No jail sentence, but shoplifter must pay £1k compensation
PUBLISHED: 10:25 13 December 2007 | UPDATED: 13:07 04 May 2010
PERSISTENT shoplifter Daniel Gillett escaped a jail sentence this week, but has been ordered to pay almost £1,000 in compensation for goods he stole from local shops to feed his drug habit. Quite frankly we would have liked to send you to prison, because
PERSISTENT shoplifter Daniel Gillett escaped a jail sentence this week, but has been ordered to pay almost £1,000 in compensation for goods he stole from local shops to feed his drug habit.
"Quite frankly we would have liked to send you to prison, because we don't like your behaviour in the community," he was told by presiding magistrate at Ely courthouse, Susan Thompson.
"You have been persistently shop lifting for the last eight years We have got a list of eight local premises you have stolen from.
"These are hard working people who provide a service for the community and you are persistently going in and stealing from them."

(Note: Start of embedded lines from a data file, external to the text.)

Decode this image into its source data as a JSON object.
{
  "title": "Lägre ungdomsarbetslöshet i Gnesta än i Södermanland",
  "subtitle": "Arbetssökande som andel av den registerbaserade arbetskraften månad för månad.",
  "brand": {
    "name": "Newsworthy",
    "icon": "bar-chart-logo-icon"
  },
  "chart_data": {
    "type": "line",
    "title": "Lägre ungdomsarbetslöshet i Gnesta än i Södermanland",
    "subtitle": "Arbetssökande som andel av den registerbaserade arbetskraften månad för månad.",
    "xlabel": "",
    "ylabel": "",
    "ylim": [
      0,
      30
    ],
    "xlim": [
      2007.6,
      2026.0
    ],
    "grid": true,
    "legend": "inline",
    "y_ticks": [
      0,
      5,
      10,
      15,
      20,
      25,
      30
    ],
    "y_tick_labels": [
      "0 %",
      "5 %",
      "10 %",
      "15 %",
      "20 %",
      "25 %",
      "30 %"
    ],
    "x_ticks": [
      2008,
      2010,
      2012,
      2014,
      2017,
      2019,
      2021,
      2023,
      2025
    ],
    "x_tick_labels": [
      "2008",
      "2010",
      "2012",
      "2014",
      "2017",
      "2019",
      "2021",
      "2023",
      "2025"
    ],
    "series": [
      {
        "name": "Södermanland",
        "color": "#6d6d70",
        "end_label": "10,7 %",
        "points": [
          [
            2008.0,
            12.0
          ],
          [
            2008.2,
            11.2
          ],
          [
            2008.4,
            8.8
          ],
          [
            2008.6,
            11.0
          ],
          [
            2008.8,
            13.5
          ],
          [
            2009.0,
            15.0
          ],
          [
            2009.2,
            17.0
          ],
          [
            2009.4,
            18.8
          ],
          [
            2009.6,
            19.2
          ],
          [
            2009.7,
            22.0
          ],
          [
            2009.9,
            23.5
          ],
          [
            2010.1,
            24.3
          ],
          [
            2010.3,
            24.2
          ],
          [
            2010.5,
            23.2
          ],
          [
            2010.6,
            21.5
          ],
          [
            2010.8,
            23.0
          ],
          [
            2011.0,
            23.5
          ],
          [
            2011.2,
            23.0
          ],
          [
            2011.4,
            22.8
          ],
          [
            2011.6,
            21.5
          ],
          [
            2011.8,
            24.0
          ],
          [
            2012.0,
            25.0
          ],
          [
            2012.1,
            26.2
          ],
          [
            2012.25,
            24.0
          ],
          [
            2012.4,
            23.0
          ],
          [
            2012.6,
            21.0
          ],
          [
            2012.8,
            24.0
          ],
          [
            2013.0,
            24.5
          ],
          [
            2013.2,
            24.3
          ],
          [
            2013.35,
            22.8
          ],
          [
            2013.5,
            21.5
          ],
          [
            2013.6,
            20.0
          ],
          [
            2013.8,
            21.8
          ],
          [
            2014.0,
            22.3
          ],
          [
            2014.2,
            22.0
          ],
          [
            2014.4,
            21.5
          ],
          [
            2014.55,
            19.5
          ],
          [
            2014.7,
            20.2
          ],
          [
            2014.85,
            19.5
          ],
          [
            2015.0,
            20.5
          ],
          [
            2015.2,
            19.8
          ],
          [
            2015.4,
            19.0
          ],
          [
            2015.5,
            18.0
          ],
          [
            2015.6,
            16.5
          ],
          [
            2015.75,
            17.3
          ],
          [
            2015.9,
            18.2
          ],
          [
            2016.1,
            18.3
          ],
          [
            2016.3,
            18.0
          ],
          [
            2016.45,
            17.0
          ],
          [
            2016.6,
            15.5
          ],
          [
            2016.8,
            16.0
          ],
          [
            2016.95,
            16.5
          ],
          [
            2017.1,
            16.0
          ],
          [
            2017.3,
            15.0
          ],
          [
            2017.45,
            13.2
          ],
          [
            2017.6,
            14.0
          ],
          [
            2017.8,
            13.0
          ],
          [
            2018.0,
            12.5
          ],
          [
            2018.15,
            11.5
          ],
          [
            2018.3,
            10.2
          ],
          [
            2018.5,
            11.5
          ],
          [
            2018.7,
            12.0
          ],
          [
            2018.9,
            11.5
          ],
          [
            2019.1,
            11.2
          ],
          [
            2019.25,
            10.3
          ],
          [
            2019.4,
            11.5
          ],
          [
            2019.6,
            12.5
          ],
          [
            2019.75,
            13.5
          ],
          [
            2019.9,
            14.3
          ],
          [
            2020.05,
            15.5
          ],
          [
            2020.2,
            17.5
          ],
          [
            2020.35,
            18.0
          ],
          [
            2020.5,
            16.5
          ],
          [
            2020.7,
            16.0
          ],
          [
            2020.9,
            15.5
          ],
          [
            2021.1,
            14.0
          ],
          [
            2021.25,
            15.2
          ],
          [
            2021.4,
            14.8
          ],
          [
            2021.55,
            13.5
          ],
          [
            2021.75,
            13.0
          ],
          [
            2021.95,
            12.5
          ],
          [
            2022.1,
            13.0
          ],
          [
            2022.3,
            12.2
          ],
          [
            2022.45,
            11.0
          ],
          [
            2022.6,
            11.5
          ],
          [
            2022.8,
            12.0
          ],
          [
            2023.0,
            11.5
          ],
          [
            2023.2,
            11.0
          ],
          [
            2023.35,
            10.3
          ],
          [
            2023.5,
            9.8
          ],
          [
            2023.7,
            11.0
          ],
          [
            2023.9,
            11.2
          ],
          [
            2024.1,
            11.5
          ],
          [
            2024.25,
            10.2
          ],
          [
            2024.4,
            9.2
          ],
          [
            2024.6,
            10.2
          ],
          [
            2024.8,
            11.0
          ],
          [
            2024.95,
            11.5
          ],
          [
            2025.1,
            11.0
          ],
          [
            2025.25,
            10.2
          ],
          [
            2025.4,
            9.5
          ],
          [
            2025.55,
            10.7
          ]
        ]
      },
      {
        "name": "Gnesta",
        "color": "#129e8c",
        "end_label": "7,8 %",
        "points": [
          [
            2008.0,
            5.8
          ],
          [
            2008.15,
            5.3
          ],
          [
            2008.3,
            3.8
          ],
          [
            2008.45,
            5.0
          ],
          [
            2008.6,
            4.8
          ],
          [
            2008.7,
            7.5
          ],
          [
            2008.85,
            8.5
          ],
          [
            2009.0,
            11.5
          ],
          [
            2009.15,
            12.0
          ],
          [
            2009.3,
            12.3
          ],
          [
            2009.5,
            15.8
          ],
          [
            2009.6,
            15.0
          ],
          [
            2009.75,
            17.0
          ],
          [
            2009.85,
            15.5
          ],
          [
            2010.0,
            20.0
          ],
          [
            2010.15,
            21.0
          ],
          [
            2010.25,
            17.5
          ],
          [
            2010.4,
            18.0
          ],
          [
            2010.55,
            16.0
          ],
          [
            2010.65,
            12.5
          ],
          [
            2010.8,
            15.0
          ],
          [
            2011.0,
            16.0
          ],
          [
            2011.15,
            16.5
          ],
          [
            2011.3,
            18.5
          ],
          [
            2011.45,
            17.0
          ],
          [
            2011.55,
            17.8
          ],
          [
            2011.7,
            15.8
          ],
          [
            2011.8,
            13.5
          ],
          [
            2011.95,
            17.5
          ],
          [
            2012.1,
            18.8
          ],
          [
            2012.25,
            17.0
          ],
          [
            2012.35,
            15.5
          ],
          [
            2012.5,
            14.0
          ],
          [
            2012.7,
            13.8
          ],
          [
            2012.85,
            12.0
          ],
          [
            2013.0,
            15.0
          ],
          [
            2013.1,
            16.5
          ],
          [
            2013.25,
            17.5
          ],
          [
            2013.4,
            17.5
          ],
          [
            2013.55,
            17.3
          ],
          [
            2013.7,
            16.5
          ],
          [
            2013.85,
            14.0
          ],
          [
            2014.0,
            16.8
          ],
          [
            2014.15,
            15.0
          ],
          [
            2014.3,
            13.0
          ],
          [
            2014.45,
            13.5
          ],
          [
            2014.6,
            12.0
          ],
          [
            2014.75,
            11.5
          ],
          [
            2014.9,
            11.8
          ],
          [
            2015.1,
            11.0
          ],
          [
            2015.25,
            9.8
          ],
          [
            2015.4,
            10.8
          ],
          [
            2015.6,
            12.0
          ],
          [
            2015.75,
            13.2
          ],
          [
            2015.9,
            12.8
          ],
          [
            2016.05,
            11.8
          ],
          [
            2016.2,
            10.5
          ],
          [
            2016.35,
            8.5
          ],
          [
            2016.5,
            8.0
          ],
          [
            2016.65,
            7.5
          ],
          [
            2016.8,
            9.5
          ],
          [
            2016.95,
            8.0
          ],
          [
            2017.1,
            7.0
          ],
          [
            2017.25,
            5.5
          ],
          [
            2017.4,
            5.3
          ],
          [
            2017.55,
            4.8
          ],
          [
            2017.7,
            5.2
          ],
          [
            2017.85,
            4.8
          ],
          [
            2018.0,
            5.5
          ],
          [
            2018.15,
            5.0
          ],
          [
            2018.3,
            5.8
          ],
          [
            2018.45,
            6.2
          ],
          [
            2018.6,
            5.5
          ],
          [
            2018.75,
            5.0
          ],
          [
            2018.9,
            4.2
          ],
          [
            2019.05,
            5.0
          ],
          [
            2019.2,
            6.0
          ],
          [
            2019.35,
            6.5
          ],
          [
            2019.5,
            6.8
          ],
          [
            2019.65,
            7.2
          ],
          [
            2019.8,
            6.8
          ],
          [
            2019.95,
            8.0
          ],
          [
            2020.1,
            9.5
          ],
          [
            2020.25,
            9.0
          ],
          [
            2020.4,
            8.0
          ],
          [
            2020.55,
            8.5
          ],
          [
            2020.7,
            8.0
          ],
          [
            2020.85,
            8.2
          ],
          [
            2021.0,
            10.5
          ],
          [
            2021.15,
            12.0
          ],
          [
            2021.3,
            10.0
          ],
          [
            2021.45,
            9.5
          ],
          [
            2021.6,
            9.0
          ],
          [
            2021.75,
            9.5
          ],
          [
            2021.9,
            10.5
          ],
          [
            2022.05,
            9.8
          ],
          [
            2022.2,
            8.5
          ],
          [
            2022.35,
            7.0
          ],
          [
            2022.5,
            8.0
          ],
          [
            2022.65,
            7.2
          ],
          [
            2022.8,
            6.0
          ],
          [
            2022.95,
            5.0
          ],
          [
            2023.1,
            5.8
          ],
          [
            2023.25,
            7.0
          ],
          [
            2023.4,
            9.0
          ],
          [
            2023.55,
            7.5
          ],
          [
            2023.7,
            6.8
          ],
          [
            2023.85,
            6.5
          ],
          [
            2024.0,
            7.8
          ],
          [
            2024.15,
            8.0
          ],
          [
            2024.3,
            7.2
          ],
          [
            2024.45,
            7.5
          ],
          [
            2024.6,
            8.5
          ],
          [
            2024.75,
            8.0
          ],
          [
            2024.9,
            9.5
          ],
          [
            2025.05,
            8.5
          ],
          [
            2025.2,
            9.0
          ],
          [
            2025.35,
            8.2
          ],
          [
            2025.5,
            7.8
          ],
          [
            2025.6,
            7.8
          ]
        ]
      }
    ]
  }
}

Gillett, 22, of New Barns Avenue, Ely, admitted stealing wine and a yoghurt drink worth £25.53 from the BP garage in Ely; stealing £100 worth of toiletries from Lloyds Pharmacy in Littleport; the theft of a £280 television from Woolworths in Ely; and stealing various air freshners and cleaning materials from One Stop in Ely.
He asked for eight further offences to be taken into consideration, including thefts from Waitrose, Gibbs, Woolworths and Spar.
Mitigating, Michael Judkins said Gillett had helped the police with unsolved crimes, by admitting the string of offences.
Gillett had committed the thefts when a mix-up meant he lost his prescription, and so he reverted to the use of street heroin.
"The shop lifting was to provide sufficient funds to keep that habit going," he explained. "It would not have happened if he had not lost his prescription. His drug addiction has had a hold of him for far too long."
Gillett was given a 30-month supervision order. He must attend the community drug intervention programme and pay £135 costs.